第四章 降清始末(7)(1 / 1)

隨後美婦又問起承疇家眷,知承疇上有老母,下有妻妾子女,她卻佯作淒惶的情狀,一雙俏眼,含淚兩眶,頓令承疇思家心動,不由的酸楚起來。那美婦又設詞勸慰,隨即提起玉壺,令承疇喝飲。承疇此時,已覺口渴,又被她美色所迷,便張開嘴喝了數口,把味一辨,乃是參湯。美婦知已入彀,索性與他暢說道:“我是清朝皇帝的妃子,特憐將軍而來。將軍今日死,於國無益,於家有害。”承疇道:“除死以外,尚有何法?難道真個降清不成?”美婦道:“實告將軍,我家皇帝,並不是要明室江山,所以屢次投書,與明議和,怎奈明帝輕信邪言,屢與此地反對,因此,常要打仗。今請將軍暫時降順,為我家皇帝主持和議,兩下息爭,一麵請將軍作一密書,報知明帝,說是身在滿洲,心在本國。現在明朝內亂相尋,聞知將軍為國調停,斷不至與將軍家屬為難。那時家也保了,國也報了,將來兩國議和,將軍在此固可,回國亦可,豈不是兩全之計麼?”這一席話,說得承疇心悅誠服,不由的歎息道:“語非不是,但不知汝家皇帝,肯容我這般舉動否?”美婦道:“這事包管在我身上。”言至此,複提起玉壺,與承疇喝了數口,令承疇說一允字,遂嫣然一笑,分花拂柳的出去。看官!你道這美婦是何人?便是太宗最寵愛的莊妃。因聞承疇不肯投降,她竟在太宗前,作一自薦的毛生,不料她竟勸降承疇,立了一個大大的功勞。
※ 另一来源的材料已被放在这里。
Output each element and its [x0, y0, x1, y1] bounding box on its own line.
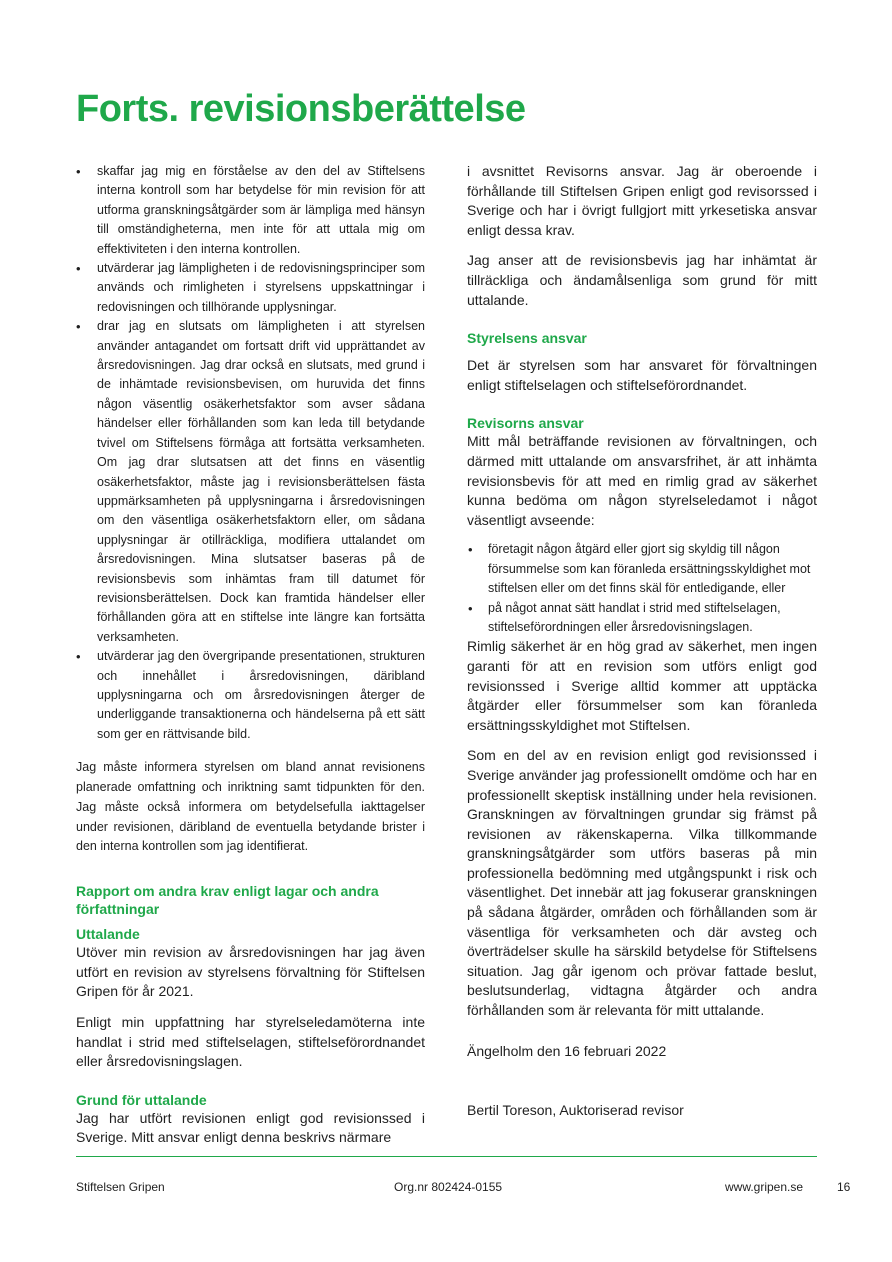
revisorns-ansvar-heading: Revisorns ansvar	[467, 415, 584, 432]
section-heading-other-requirements: Rapport om andra krav enligt lagar och andra författningar	[76, 883, 379, 918]
inform-paragraph: Jag måste informera styrelsen om bland annat revisionens planerade omfattning och inriktning samt tidpunkten för den. Jag måste också informera om betydelsefulla iakttagelser under revisionen, däribland de eventuella betydande brister i den interna kontrollen som jag identifierat.	[76, 760, 425, 854]
left-column	[76, 162, 425, 1148]
footer-org-name: Stiftelsen Gripen	[76, 1180, 165, 1194]
styrelsens-ansvar-paragraph: Det är styrelsen som har ansvaret för förvaltningen enligt stiftelselagen och stiftelseförordnandet.	[467, 357, 817, 393]
uttalande-heading: Uttalande	[76, 926, 140, 943]
revisorns-ansvar-paragraph-1: Mitt mål beträffande revisionen av förvaltningen, och därmed mitt uttalande om ansvarsfrihet, är att inhämta revisionsbevis för att med en rimlig grad av säkerhet kunna bedöma om någon styrelseledamot i något väsentligt avseende:	[467, 433, 817, 528]
page-number: 16	[837, 1180, 851, 1194]
place-and-date: Ängelholm den 16 februari 2022	[467, 1042, 667, 1059]
continued-paragraph-2: Jag anser att de revisionsbevis jag har inhämtat är tillräckliga och ändamålsenliga som grund för mitt uttalande.	[467, 252, 817, 308]
continued-paragraph-1: i avsnittet Revisorns ansvar. Jag är oberoende i förhållande till Stiftelsen Gripen enligt god revisorssed i Sverige och har i övrigt fullgjort mitt yrkesetiska ansvar enligt dessa krav.	[467, 163, 817, 238]
list-item: • företagit någon åtgärd eller gjort sig skyldig till någon försummelse som kan föranleda ersättningsskyldighet mot stiftelsen eller om det finns skäl för entledigande, eller	[467, 540, 817, 598]
list-item: • utvärderar jag lämpligheten i de redovisningsprinciper som används och rimligheten i styrelsens uppskattningar i redovisningen och tillhörande upplysningar.	[76, 259, 425, 317]
list-item: • på något annat sätt handlat i strid med stiftelselagen, stiftelseförordningen eller årsredovisningslagen.	[467, 599, 817, 638]
styrelsens-ansvar-heading: Styrelsens ansvar	[467, 330, 587, 347]
revisorns-ansvar-paragraph-2: Rimlig säkerhet är en hög grad av säkerhet, men ingen garanti för att en revision som utförs enligt god revisionssed i Sverige alltid kommer att upptäcka åtgärder eller försummelser som kan föranleda ersättningsskyldighet mot Stiftelsen.	[467, 638, 817, 733]
grund-heading: Grund för uttalande	[76, 1091, 207, 1108]
list-item: • skaffar jag mig en förståelse av den del av Stiftelsens interna kontroll som har betydelse för min revision för att utforma granskningsåtgärder som är lämpliga med hänsyn till omständigheterna, men inte för att uttala mig om effektiviteten i den interna kontrollen.	[76, 162, 425, 259]
list-item: • utvärderar jag den övergripande presentationen, strukturen och innehållet i årsredovisningen, däribland upplysningarna och om årsredovisningen återger de underliggande transaktionerna och händelserna på ett sätt som ger en rättvisande bild.	[76, 647, 425, 744]
right-column	[467, 162, 817, 1121]
audit-procedures-list	[76, 162, 425, 744]
uttalande-paragraph-2: Enligt min uppfattning har styrelseledamöterna inte handlat i strid med stiftelselagen, stiftelseförordnandet eller årsredovisningslagen.	[76, 1013, 425, 1070]
footer-divider	[76, 1156, 817, 1157]
grund-paragraph-1: Jag har utfört revisionen enligt god revisionssed i Sverige. Mitt ansvar enligt denna beskrivs närmare	[76, 1109, 425, 1146]
page-title: Forts. revisionsberättelse	[76, 88, 526, 130]
footer-website-link[interactable]: www.gripen.se	[725, 1180, 804, 1194]
list-item: • drar jag en slutsats om lämpligheten i att styrelsen använder antagandet om fortsatt drift vid upprättandet av årsredovisningen. Jag drar också en slutsats, med grund i de inhämtade revisionsbevisen, om huruvida det finns någon väsentlig osäkerhetsfaktor som avser sådana händelser eller förhållanden som kan leda till betydande tvivel om Stiftelsens förmåga att fortsätta verksamheten. Om jag drar slutsatsen att det finns en väsentlig osäkerhetsfaktor, måste jag i revisionsberättelsen fästa uppmärksamheten på upplysningarna i årsredovisningen om den väsentliga osäkerhetsfaktorn eller, om sådana upplysningar är otillräckliga, modifiera uttalandet om årsredovisningen. Mina slutsatser baseras på de revisionsbevis som inhämtas fram till datumet för revisionsberättelsen. Dock kan framtida händelser eller förhållanden göra att en stiftelse inte längre kan fortsätta verksamheten.	[76, 317, 425, 647]
uttalande-paragraph-1: Utöver min revision av årsredovisningen har jag även utfört en revision av styrelsens förvaltning för Stiftelsen Gripen för år 2021.	[76, 944, 425, 1000]
revisorns-ansvar-paragraph-3: Som en del av en revision enligt god revisionssed i Sverige använder jag professionellt omdöme och har en professionellt skeptisk inställning under hela revisionen. Granskningen av förvaltningen grundar sig främst på revisionen av räkenskaperna. Vilka tillkommande granskningsåtgärder som utförs baseras på min professionella bedömning med utgångspunkt i risk och väsentlighet. Det innebär att jag fokuserar granskningen på sådana åtgärder, områden och förhållanden som är väsentliga för verksamheten och där avsteg och överträdelser skulle ha särskild betydelse för Stiftelsens situation. Jag går igenom och prövar fattade beslut, beslutsunderlag, vidtagna åtgärder och andra förhållanden som är relevanta för mitt uttalande.	[467, 747, 817, 1019]
liability-criteria-list	[467, 540, 817, 637]
auditor-signature: Bertil Toreson, Auktoriserad revisor	[467, 1102, 684, 1119]
footer-org-number: Org.nr 802424-0155	[394, 1180, 503, 1194]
《清史演義》這個記述,在民間廣泛流傳。我寫作此書時,審閱有關洪承疇降清的所有能看到的史料,絕無“演義”中記述的這些內容。“演義”屬小說類,情節可以根據作者愛憎進行編造,本不足信。顯然,這些編述的目的,在貶低洪承疇和貶損莊妃。

事實上,莊妃是不可能獨自一人去看望洪承疇的,起碼會有宮女隨從;而且,沈陽的清宮院落不是很大,皇太極住的清寧宮,與莊妃所住宮室在一個院落,莊妃的一舉一動其他嬪妃也能看得到。皇太極為顧及自己的顏麵,也不會同意莊妃去用“美人計”說降洪承疇,這是一般常識。況且,《清史演義》在講這個內容的第一句話就是:“原來洪承疇人本剛正,隻是有一樁好色的奇癖。”這話自然是醜化洪承疇的。實際上,洪承疇在個人生活上很遵守儒家道德,並沒有什麼風流之舉。莊妃說降洪承疇未必是曆史事實。但莊妃聰明賢慧,為皇太極出了勸降洪承疇的主意,倒還是有可能的。
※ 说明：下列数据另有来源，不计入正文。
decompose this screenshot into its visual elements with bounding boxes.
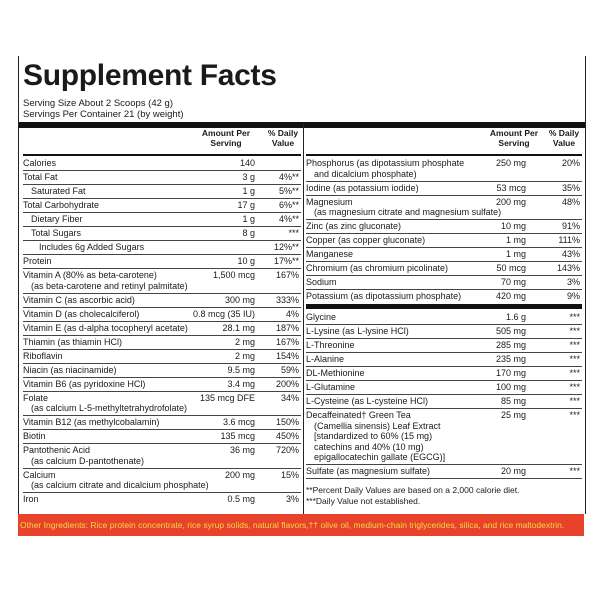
nutrient-row (306, 157, 582, 182)
daily-value: *** (569, 466, 580, 476)
amount-per-serving: 1 g (242, 214, 255, 224)
servings-per-container: Servings Per Container 21 (by weight) (23, 109, 184, 120)
nutrient-name: Iron (23, 494, 39, 504)
nutrient-name: L-Cysteine (as L-cysteine HCl) (306, 396, 429, 406)
amount-per-serving: 235 mg (495, 354, 526, 364)
amount-per-serving: 50 mcg (496, 263, 526, 273)
amount-per-serving: 250 mg (495, 158, 526, 168)
amount-header: Amount Per Serving (201, 128, 251, 148)
nutrient-name: Pantothenic Acid (23, 445, 91, 455)
daily-value: *** (569, 410, 580, 420)
nutrient-name: Vitamin E (as d-alpha tocopheryl acetate) (23, 322, 188, 333)
nutrient-name: Glycine (306, 312, 337, 322)
header-rule (306, 154, 582, 156)
amount-per-serving: 10 g (237, 256, 255, 266)
nutrient-row (23, 493, 301, 506)
nutrient-row (23, 336, 301, 350)
nutrient-name: Total Carbohydrate (23, 200, 100, 210)
nutrient-name: Magnesium (306, 196, 353, 207)
nutrient-name: Copper (as copper gluconate) (306, 235, 426, 245)
footnote-dv: **Percent Daily Values are based on a 2,000 calorie diet. (306, 485, 520, 495)
daily-value: 9% (566, 291, 580, 301)
nutrient-name: Calories (23, 158, 57, 168)
nutrient-row (23, 416, 301, 430)
nutrient-name: L-Lysine (as L-lysine HCl) (306, 326, 409, 336)
nutrient-name: Folate (23, 392, 49, 403)
daily-value: *** (569, 368, 580, 378)
left-column (23, 128, 301, 506)
amount-per-serving: 2 mg (234, 336, 255, 347)
nutrient-row (306, 196, 582, 221)
amount-per-serving: 1 mg (505, 249, 526, 259)
nutrient-name: Manganese (306, 249, 354, 259)
nutrient-name: Vitamin C (as ascorbic acid) (23, 294, 135, 305)
right-header (306, 128, 582, 154)
daily-value: 187% (275, 322, 299, 333)
amount-per-serving: 140 (239, 158, 255, 168)
amount-per-serving: 1.6 g (505, 312, 526, 322)
daily-value: 167% (275, 270, 299, 280)
nutrient-row (23, 322, 301, 336)
nutrient-name: L-Glutamine (306, 382, 356, 392)
nutrient-row (23, 269, 301, 294)
right-rows-bottom (306, 311, 582, 479)
nutrient-row (23, 227, 301, 241)
panel-title: Supplement Facts (23, 59, 277, 92)
daily-value: 167% (275, 336, 299, 347)
nutrient-source: and dicalcium phosphate) (314, 168, 417, 179)
daily-value: 17%** (273, 256, 299, 266)
nutrient-name: Calcium (23, 469, 56, 480)
daily-value: 4% (285, 308, 299, 319)
daily-value: 91% (561, 221, 580, 231)
dv-header: % Daily Value (267, 128, 299, 148)
nutrient-name: Niacin (as niacinamide) (23, 364, 117, 375)
amount-per-serving: 300 mg (224, 294, 255, 305)
section-thick-rule (306, 304, 582, 309)
nutrient-row (23, 364, 301, 378)
nutrient-row (306, 290, 582, 303)
amount-per-serving: 25 mg (500, 410, 526, 420)
amount-per-serving: 135 mcg (220, 431, 255, 441)
amount-per-serving: 1 g (242, 186, 255, 196)
nutrient-row (306, 381, 582, 395)
daily-value: *** (569, 396, 580, 406)
nutrient-name: Total Sugars (31, 228, 82, 238)
nutrient-row (23, 171, 301, 185)
right-column (306, 128, 582, 507)
amount-per-serving: 10 mg (500, 221, 526, 231)
nutrient-name: Total Fat (23, 172, 58, 182)
nutrient-name: Zinc (as zinc gluconate) (306, 221, 402, 231)
nutrient-row (23, 157, 301, 171)
left-rows (23, 157, 301, 506)
nutrient-source: epigallocatechin gallate (EGCG)] (314, 452, 446, 462)
nutrient-name: Protein (23, 256, 52, 266)
nutrient-name: Potassium (as dipotassium phosphate) (306, 291, 462, 301)
daily-value: *** (569, 326, 580, 336)
nutrient-name: Thiamin (as thiamin HCl) (23, 336, 123, 347)
nutrient-row (23, 392, 301, 417)
nutrient-name: Biotin (23, 431, 46, 441)
amount-header: Amount Per Serving (489, 128, 539, 148)
right-rows-top (306, 157, 582, 303)
nutrient-name: Vitamin A (80% as beta-carotene) (23, 270, 157, 280)
daily-value: 59% (280, 364, 299, 375)
amount-per-serving: 53 mcg (496, 182, 526, 193)
nutrient-row (23, 199, 301, 213)
nutrient-name: L-Alanine (306, 354, 345, 364)
daily-value: *** (569, 354, 580, 364)
daily-value: 3% (566, 277, 580, 287)
nutrient-row (306, 276, 582, 290)
amount-per-serving: 9.5 mg (227, 364, 255, 375)
daily-value: 6%** (278, 200, 299, 210)
nutrient-row (306, 311, 582, 325)
nutrient-name: Riboflavin (23, 350, 63, 361)
nutrient-row (306, 248, 582, 262)
amount-per-serving: 70 mg (500, 277, 526, 287)
daily-value: 150% (275, 417, 299, 427)
nutrient-row (306, 262, 582, 276)
amount-per-serving: 36 mg (229, 445, 255, 455)
nutrient-name: Phosphorus (as dipotassium phosphate (306, 158, 465, 168)
nutrient-row (306, 182, 582, 196)
nutrient-source: (Camellia sinensis) Leaf Extract (314, 420, 441, 431)
amount-per-serving: 8 g (242, 228, 255, 238)
nutrient-row (306, 220, 582, 234)
daily-value: 720% (275, 445, 299, 455)
amount-per-serving: 0.5 mg (227, 494, 255, 504)
amount-per-serving: 1,500 mcg (212, 270, 255, 280)
amount-per-serving: 3.6 mcg (222, 417, 255, 427)
daily-value: 12%** (273, 242, 299, 252)
amount-per-serving: 20 mg (500, 466, 526, 476)
nutrient-source: (as beta-carotene and retinyl palmitate) (31, 280, 188, 291)
nutrient-row (23, 185, 301, 199)
daily-value: 48% (561, 196, 580, 207)
amount-per-serving: 3 g (242, 172, 255, 182)
nutrient-source: (as calcium citrate and dicalcium phosphate) (31, 480, 209, 490)
nutrient-name: Dietary Fiber (31, 214, 83, 224)
nutrient-name: Saturated Fat (31, 186, 86, 196)
amount-per-serving: 2 mg (234, 350, 255, 361)
supplement-facts-panel (18, 56, 586, 514)
daily-value: 4%** (278, 172, 299, 182)
amount-per-serving: 135 mcg DFE (199, 392, 255, 403)
amount-per-serving: 285 mg (495, 340, 526, 350)
nutrient-row (23, 308, 301, 322)
daily-value: *** (569, 312, 580, 322)
amount-per-serving: 100 mg (495, 382, 526, 392)
daily-value: 34% (280, 392, 299, 403)
daily-value: 450% (275, 431, 299, 441)
daily-value: 43% (561, 249, 580, 259)
nutrient-row (306, 409, 582, 465)
serving-size: Serving Size About 2 Scoops (42 g) (23, 98, 173, 109)
nutrient-row (23, 469, 301, 494)
nutrient-source: (as calcium D-pantothenate) (31, 455, 145, 466)
amount-per-serving: 17 g (237, 200, 255, 210)
nutrient-name: Sulfate (as magnesium sulfate) (306, 466, 431, 476)
daily-value: 5%** (278, 186, 299, 196)
amount-per-serving: 505 mg (495, 326, 526, 336)
nutrient-row (306, 339, 582, 353)
daily-value: 154% (275, 350, 299, 361)
nutrient-row (23, 294, 301, 308)
serving-info (23, 98, 184, 120)
footnotes (306, 479, 582, 507)
amount-per-serving: 28.1 mg (222, 322, 255, 333)
nutrient-name: Includes 6g Added Sugars (39, 242, 145, 252)
nutrient-name: Vitamin B6 (as pyridoxine HCl) (23, 378, 146, 389)
nutrient-row (23, 255, 301, 269)
amount-per-serving: 1 mg (505, 235, 526, 245)
daily-value: *** (569, 382, 580, 392)
nutrient-row (23, 430, 301, 444)
daily-value: 35% (561, 182, 580, 193)
other-ingredients-banner (18, 514, 584, 536)
nutrient-source: catechins and 40% (10 mg) (314, 441, 424, 452)
nutrient-row (306, 465, 582, 479)
daily-value: 143% (556, 263, 580, 273)
nutrient-name: Iodine (as potassium iodide) (306, 182, 419, 193)
daily-value: 333% (275, 294, 299, 305)
amount-per-serving: 200 mg (224, 469, 255, 480)
nutrient-row (23, 213, 301, 227)
nutrient-name: Decaffeinated† Green Tea (306, 410, 411, 420)
nutrient-row (23, 241, 301, 255)
nutrient-name: L-Threonine (306, 340, 355, 350)
daily-value: 111% (558, 235, 580, 245)
daily-value: *** (569, 340, 580, 350)
daily-value: 200% (275, 378, 299, 389)
nutrient-name: Sodium (306, 277, 337, 287)
amount-per-serving: 0.8 mcg (35 IU) (192, 308, 255, 319)
other-ingredients-text: Other Ingredients: Rice protein concentrate, rice syrup solids, natural flavors,†† olive oil, medium-chain triglycerides, silica, and rice maltodextrin. (20, 520, 565, 530)
nutrient-name: Vitamin B12 (as methylcobalamin) (23, 417, 160, 427)
nutrient-name: Chromium (as chromium picolinate) (306, 263, 449, 273)
amount-per-serving: 85 mg (500, 396, 526, 406)
nutrient-row (23, 444, 301, 469)
nutrient-source: [standardized to 60% (15 mg) (314, 431, 433, 441)
nutrient-name: Vitamin D (as cholecalciferol) (23, 308, 140, 319)
dv-header: % Daily Value (548, 128, 580, 148)
amount-per-serving: 3.4 mg (227, 378, 255, 389)
nutrient-row (306, 353, 582, 367)
nutrient-row (23, 378, 301, 392)
nutrient-row (306, 395, 582, 409)
column-divider (303, 123, 304, 514)
amount-per-serving: 170 mg (495, 368, 526, 378)
left-header (23, 128, 301, 154)
nutrient-source: (as calcium L-5-methyltetrahydrofolate) (31, 403, 188, 413)
amount-per-serving: 420 mg (495, 291, 526, 301)
nutrient-name: DL-Methionine (306, 368, 365, 378)
daily-value: *** (288, 228, 299, 238)
daily-value: 20% (561, 158, 580, 168)
footnote-not-established: ***Daily Value not established. (306, 496, 421, 506)
nutrient-source: (as magnesium citrate and magnesium sulfate) (314, 207, 502, 217)
nutrient-row (306, 325, 582, 339)
nutrient-row (306, 234, 582, 248)
amount-per-serving: 200 mg (495, 196, 526, 207)
daily-value: 15% (280, 469, 299, 480)
daily-value: 3% (285, 494, 299, 504)
nutrient-row (23, 350, 301, 364)
nutrient-row (306, 367, 582, 381)
header-rule (23, 154, 301, 156)
daily-value: 4%** (278, 214, 299, 224)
張存仁等早年降清的漢臣,對招降洪承疇的確比較熱心。到四月初,都察院參政張存仁即上奏道:

今鬆錦既破……明國將帥有不人人破膽,處處惶懼者乎。臣觀洪承疇欣欣自得,僥幸再生,是能審天時,達世務,仰慕皇上為天授福德之真主。……洪承疇既幸得生,必思效用於我國,似不宜久加拘禁,應速令薙發,酌加任用,使明國之主,聞之寒心;在廷文臣,聞之奪氣。蓋皇上特為文臣之歸順者開一生路也,且洪承疇身係書生,養於我國,譬如孤羊在檻阱之中,蠅飛無百步之力耳,縱之何所能,禁之何所用,此恩養之不宜薄者也。